Graid’s SupremeRAID technology combines a GPU with a software-defined storage (SDS) stack to deliver frighteningly high storage speeds that go above what most servers can hit today with conventional RAID configurations.
By pairing Graid’s SupremeRAID card with the Nvidia RTX A2000 GPU, Storage Review managed to hit 5.6M IOPS at 1.1ms using the best RAID performance at 4K chunk size, while Graid landed a result of 28.5M IOPS in the same test.
The system they used fitted a Supermicro AS-2125HS-TNR server with two AMD EPYC 9654 CPUs, 384GB DRAM, and 24 3.84TB KIOXIA’s CM7-R Gen5 SSDs. They configured the drives into a RAID5 configuration with a 4K stripe size for Graid.
The best RAID configuration hit 205k IOPS at 15.01ms with 64K chunk, compared to Graid which hit 2.02M IOPS at 1.52ms.
RAID vs SupremeRAID
RAID cards are limited to 28GB/s speeds with Gen4 SSDs, with four Gen4 SSDs saturating one RAID card, and several required to maximize usage of a 24-bay server.
SupremeRAID, on the other hand, can support 32 drives in one system and isn’t limited by maximum PCIe slot bandwidth. Using the Graid system, therefore, may work to resolve the bottlenecks in a conventional server confiugration.
It also gives the GPU license to handle the drive management and data protection – alleviating this from the CPU and freeing it to run applications.

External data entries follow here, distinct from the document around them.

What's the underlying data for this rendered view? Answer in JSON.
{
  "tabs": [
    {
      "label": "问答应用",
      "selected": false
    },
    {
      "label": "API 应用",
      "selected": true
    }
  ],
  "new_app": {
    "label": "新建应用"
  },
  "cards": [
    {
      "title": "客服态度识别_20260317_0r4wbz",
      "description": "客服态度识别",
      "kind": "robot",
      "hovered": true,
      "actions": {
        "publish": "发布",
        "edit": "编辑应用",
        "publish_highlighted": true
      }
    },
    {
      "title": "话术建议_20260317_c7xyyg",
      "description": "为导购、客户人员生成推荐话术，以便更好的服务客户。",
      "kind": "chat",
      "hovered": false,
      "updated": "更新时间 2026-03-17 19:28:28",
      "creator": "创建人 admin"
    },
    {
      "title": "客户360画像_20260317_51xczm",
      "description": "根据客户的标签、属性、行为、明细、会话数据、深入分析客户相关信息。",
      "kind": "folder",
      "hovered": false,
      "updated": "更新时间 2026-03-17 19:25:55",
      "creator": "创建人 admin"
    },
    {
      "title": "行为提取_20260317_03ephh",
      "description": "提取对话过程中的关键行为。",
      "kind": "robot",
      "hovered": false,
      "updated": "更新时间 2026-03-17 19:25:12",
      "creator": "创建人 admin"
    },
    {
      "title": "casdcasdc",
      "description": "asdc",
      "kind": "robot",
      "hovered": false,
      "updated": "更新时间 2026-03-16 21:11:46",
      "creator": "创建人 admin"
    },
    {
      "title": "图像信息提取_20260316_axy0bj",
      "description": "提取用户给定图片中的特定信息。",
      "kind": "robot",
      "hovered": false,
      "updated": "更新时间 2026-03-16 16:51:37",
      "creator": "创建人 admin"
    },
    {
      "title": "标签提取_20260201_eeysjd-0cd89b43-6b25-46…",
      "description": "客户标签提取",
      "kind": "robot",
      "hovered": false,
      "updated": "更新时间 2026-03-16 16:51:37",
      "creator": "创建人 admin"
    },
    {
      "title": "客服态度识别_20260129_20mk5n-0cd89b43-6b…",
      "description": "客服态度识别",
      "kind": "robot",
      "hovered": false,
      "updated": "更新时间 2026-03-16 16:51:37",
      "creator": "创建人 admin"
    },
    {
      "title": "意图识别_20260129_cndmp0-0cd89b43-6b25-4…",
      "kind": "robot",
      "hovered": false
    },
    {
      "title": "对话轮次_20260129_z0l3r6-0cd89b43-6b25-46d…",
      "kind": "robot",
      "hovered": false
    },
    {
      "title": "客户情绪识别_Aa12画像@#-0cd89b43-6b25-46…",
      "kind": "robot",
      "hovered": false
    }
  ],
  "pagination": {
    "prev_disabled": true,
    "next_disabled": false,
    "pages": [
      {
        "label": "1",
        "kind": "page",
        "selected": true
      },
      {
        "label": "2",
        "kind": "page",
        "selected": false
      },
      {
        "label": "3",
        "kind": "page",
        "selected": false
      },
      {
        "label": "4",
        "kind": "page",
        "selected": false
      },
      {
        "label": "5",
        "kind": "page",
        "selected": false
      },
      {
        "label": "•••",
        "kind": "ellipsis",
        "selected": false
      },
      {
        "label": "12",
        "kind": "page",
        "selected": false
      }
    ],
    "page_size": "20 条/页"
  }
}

Storage Review used Nvidida A2000 GPUs in testing, which are relatively inexpensive, to hit 28M IOPS alongside speeds of up to 260GB/s. This is despite the card using a Gen4 interface, but this doesn’t prevent it from reaching performance levels of Gen5 SSDs.
The fastest SSDs in isolation can hit speeds approaching 15GB/s, by contrast, with Phison’s PS5026-E26 Max14um Gen5 SSD, for instance, reaching sequential read speeds of 14,175MB/s and writes of 12,741MB/s
Although the publication tested this on Nvidia A2000 GPUs, meanwhile, Graid’s software is compatible with just about any Nvidia GPU. These are easy to install and don’t require additional battery power, it added.